Les conséquences pratiques les plus certaines d’une politique de l’éducation, ce sont ses effets pervers. Il n’y a là aucun pessimisme suspect, il s’agit d’un fait simple et aisé à expliquer : beaucoup d’écoles, des maîtres en pagaille et des enfants innombrables, la probabilité pour que quelqu’un trouve comment détourner une mesure censée est à peu près égale à un, de même que la probabilité qu’il soit aussitôt imité par ses frères, collègues ou voisins.

Ouvrez une cantine pour soulager les enfants des journées trop longues et les familles de quelques charges, vous n’êtes pas du tout sûr que les scolarités se porteront mieux, c’est au plus un espoir ; vous êtes en revanche certain que les écoles voisines sans cantines vont se vider et que l’école dotée sera pleine comme un œuf et au-delà, vous pouvez parier que la fréquentation des classes se calquera de suite sur l’ouverture toujours un peu aléatoire des jours de cantines, que des caisses noires aux finalités les plus échevelées vont se multiplier sans contrôle autour des vivres, du transport, du salaire de la cantinière et du bois de cuisine.

Haranguez les directeurs des écoles sur la parité de genre, cela portera comme seul fruit certain que l’un d’entre eux renverra des garçons pour des motifs étranges, à seule fin d’obéir à l’injonction : cela s’est vu, cela s’entend souvent si l’on veut bien prêter l’oreille aux bruits des cours de récréation.

Payez et distribuez des tables-bancs, et vous verrez un ou plusieurs directeurs les laisser dans la cour pendant deux hivernages, parce qu’il n’a pas reçu de note de service lui demandant de les rentrer - dans la crainte qu’il est de s’approprier ce qui n’est peut-être pas à lui et surtout d’en être suspecté à tort.
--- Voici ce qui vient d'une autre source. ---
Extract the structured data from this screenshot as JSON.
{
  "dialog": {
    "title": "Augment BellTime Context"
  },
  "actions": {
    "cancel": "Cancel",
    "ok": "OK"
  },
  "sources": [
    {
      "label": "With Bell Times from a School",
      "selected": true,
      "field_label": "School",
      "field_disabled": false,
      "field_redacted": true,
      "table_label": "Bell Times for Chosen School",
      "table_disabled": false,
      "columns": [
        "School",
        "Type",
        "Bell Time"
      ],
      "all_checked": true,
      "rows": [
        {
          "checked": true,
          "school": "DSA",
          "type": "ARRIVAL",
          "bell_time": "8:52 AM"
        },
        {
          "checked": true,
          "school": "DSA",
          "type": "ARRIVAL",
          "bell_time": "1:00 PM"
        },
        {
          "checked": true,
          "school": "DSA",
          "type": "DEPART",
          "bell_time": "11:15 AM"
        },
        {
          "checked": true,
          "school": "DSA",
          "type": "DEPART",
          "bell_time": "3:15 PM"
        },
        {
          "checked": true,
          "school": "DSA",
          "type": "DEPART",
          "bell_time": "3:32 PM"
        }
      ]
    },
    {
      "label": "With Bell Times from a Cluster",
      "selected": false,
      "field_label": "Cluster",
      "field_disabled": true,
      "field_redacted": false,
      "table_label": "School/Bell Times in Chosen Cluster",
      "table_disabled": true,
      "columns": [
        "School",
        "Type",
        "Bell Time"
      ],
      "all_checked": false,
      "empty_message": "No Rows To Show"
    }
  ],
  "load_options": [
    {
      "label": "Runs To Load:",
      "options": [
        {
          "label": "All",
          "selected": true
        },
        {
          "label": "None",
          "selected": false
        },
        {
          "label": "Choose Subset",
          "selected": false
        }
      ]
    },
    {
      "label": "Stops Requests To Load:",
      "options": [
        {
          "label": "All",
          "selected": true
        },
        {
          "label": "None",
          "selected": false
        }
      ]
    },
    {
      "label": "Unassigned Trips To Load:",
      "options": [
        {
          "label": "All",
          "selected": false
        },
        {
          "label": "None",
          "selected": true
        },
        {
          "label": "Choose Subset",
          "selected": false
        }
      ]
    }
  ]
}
Et combien de livres restés sous plastique et sous clef, tant la ressource est précieuse et le soupçon rapide.

La mode nouvelle des mesures de transferts, dites de « soutien à la demande » est riche aussi de développements aussi certains que néfastes : mécanismes racketogènes dans leur nature, l’identification des bénéficiaires et le portage des subsides alimenteront d’abord des commerces innovants, bien avant que l’on puisse tenter d’estimer si la mesure a eu du bon.

Il faut prendre très au sérieux la loi de Murphy quand on parle d’écoles, parce qu’on est à la fois dans les grands nombres, dans l’éparpillement du service aux mille endroits les plus exotiques d’un pays et dans de multiples handicaps qui freinent aussi bien les logistiques que le contrôle. Posons qu’en éducation, les effets les moins désirables de toute politique sont certains, quand ses effets les plus souhaités ne le sont pas. 

Dans bien d’autres domaines, les ingénieurs prennent au sérieux la loi de Murphy. Ils anticipent le pire, ou pire, les enchaînements les plus improbables des pires, en posant comme certitude qu’il adviendra un jour – c’est ainsi, et seulement ainsi, qu’ils ont construit des avions qui ne tombent presque jamais du ciel.

Les décideurs des politiques scolaires ne construisent pas des avions, ils pourraient cependant aller voir comment l’on fait et retenir trois détrompeurs élémentaires.

Le premier, c’est de chercher ex ante tous les effets pervers possibles. Si l’on n’a pas l’imagination assez fertile, il suffit pour cela d’interroger quelques praticiens de l’école, des maîtres, des enfants, des parents. Le second détrompeur, c’est de multiplier les capteurs locaux d’effets pervers ou imprévus, des capteurs qui n’ont pas d’intérêt en commun avec l’administration scolaire. Le troisième, c’est d’intégrer dans les calculs anticipés dont on assortit le choix des politiques une estimation des coûts ou des conséquences des effets pervers. Il le faut bien, puisque ces derniers sont les seuls certains. A n’en pas douter, les choix ne seraient pas les mêmes, avec ou sans cette variable de calcul.